Community Research and Development Information Service - CORDIS


SAMUFLU — Result In Brief

Project ID: 626283
Funded under: FP7-PEOPLE
Country: Italy
Domain: Health, Fundamental Research

On the road to a universal influenza vaccine

Flu infections lead to thousands of deaths annually; new vaccines are developed to match the season’s new strains. Thanks to work by an EU project, the rush to get vaccinated for flu every year when winter approaches may well become a thing of the past.
On the road to a universal influenza vaccine
Emerging flu viruses escape immunity by modifying haemagglutinin (HA) glycosylation, a process that contributes to virulence and antigenicity, thus reducing host ability to induce an immune response. Seasonal vaccines target the HA protein located at the outer surface of the predominant A and B circulating strains.

Research shows that there have only been five to six changes in HA glycosylation patterns in a century of evolution. Harnessing this fact, the SAMUFLU (Self-amplifying RNA technology applied to the development of a universal influenza vaccine) project investigated the development of a universal vaccine based on HA glycosylation.

At the heart of the research for the new vaccine is the newly developed SAM® technology that consists of synthetic self-amplifying messenger RNA (mRNA) delivered by lipid nanoparticles (LNPs). Using selected HA antigens, the team prepared SAM(HA) vectors to deliver the vaccine.

After an extensive literature search for the most relevant flu strains, researchers selected 20 strains based on their glycosylation patterns and antigenic properties, using 2D maps created by antigenic cartography. Via computational biology and researched methodologies, they designed SAM vectors to transport single or multiple HA.
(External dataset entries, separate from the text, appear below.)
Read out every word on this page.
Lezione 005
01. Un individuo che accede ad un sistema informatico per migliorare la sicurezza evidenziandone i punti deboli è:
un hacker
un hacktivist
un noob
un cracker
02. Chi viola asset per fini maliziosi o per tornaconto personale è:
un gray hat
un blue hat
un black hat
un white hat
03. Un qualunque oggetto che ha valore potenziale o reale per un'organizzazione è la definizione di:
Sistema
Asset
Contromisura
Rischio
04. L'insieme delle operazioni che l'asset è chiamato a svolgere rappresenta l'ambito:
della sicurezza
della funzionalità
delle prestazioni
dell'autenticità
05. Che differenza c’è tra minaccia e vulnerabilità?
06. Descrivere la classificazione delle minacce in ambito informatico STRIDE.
SAMUFLU characterised the immunogenicity of SAM(HA) variants in mice by measuring functional antibody titres. An in-depth analysis identified HA-specific memory and effector CD4+ and CD8+ T-cells induced by SAM(HA) vaccine and these were characterised by state-of-the-art flow cytometry techniques.

In tests for broadly-reactive immune responses, the scientists characterised SAM(HA) replicons carried by LNPs that expressed the full length HAs they encoded in vitro. Immunogenicity tests showed induced multifunctional cross-reactive CD4 and CD8 T cells, with effector cytokines profile and cytotoxic activity. Functional antibody responses are currently being assessed.

The SAMUFLU project research results support the use of the SAM® platform for the development of broad-spectrum universal influenza vaccines. SAM®-based multivalent vaccines and related therapies can also be used against other pathogens.